Data governance refers to the management and protection of an organization's data assets. As businesses continue to collect and store large amounts of data, it becomes increasingly important to have a framework in place to ensure the accuracy, security, and reliability of this information.
In this post, I will showcase the components of a data governance framework that I have created in the past. Additionally, I will provide insights I have gained for implementing a data governance program, as well as discuss the challenges and benefits of doing so.
The first thing I always do is review the capacity of the organization that I am creating the data governance policy. I break it down into three sections:
Data capacity
What data assets do we have access to? What current policies or agreements govern the data? Where does the data come from? Who uses the data?
People capacity
Who are the people that are using data? Who should be using data? Who wants to be using data? How is data being used currently?
Technology capacity
What technology is being used in the data process? What technology can we implement to improve the flow? what technology can we get rid of?
When creating a data governance policy, it's important to understand why the policy is needed and what is expected of it. To make the policy as effective as possible, it should be kept concise and simple, while still addressing the specific requirements of the organization. While some policies may need to be more detailed to meet certain requirements, it's not necessary to include information on topics that are outside the scope of the policy ,organization, or distant future.
Once you have reviewed the organization's needs, it is time to consider how your data governance policy should be structured. Keep in mind that not all data governance policies are the same; although they cover similar topics and areas, they should be customized to fit the specific needs of your organization. It is also important to remember that the policy cannot be created in isolation; it must be developed in collaboration with the people who will be following it, and whose jobs may be impacted as a result.
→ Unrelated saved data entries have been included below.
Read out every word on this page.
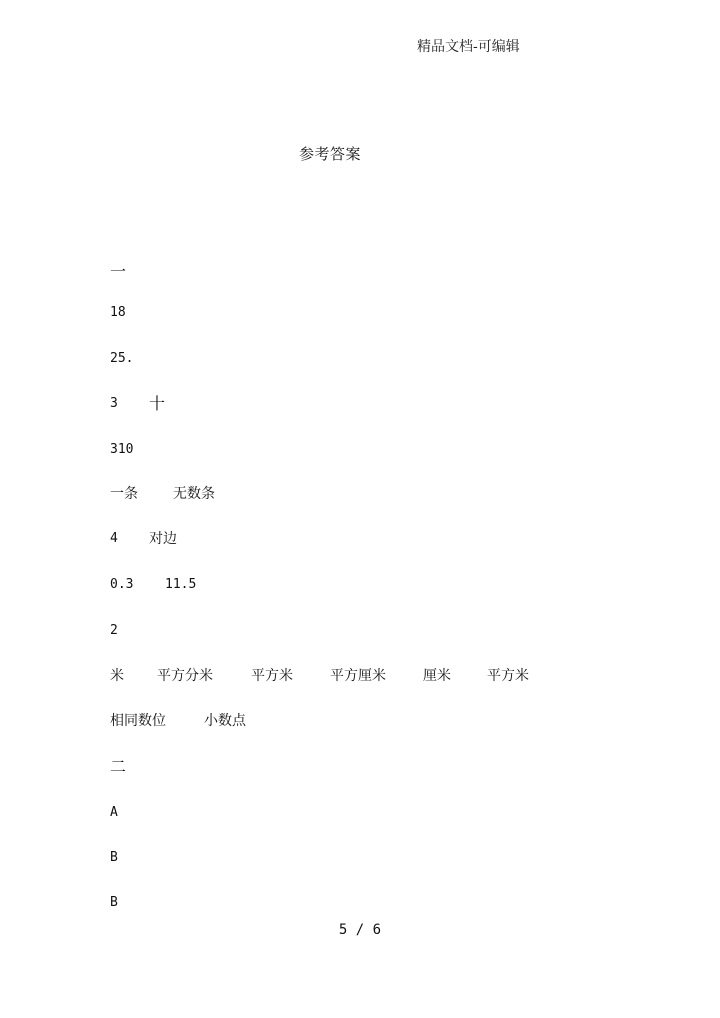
精品文档-可编辑
参考答案
一
18
25.
3 十
310
一条	无数条
4 对边
0.3 11.5
2
米 平方分米	平方米	平方厘米	厘米	平方米
相同数位	小数点
二
A
B
B
5 / 6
Examples of Policies and Frameworks:
Brandeis University
University of Nevada, Las Vegas
East Caroline University
New Hampshire Dept of Education
NH Dept of Ed Data Governance Example.pdf
It's important to define the purpose and scope of what the policy is going to be. This can be a living document or chiseled in stone. This should match up with the management style and values of your organization.
Based on the purpose and scope, it should become clear which policies need to be created and which procedures need to be documented. This is where the bulk of the work will take place.
There are many different policies that can be a part of this section. The following are just some of the ones I have created:
Data Storage and Retention Policy - a set of rules that should be followed when data is being used and stored.
Data Privacy Policy - a policy that addresses how personal data is being handled. The general rule is that data should be anonymized before use.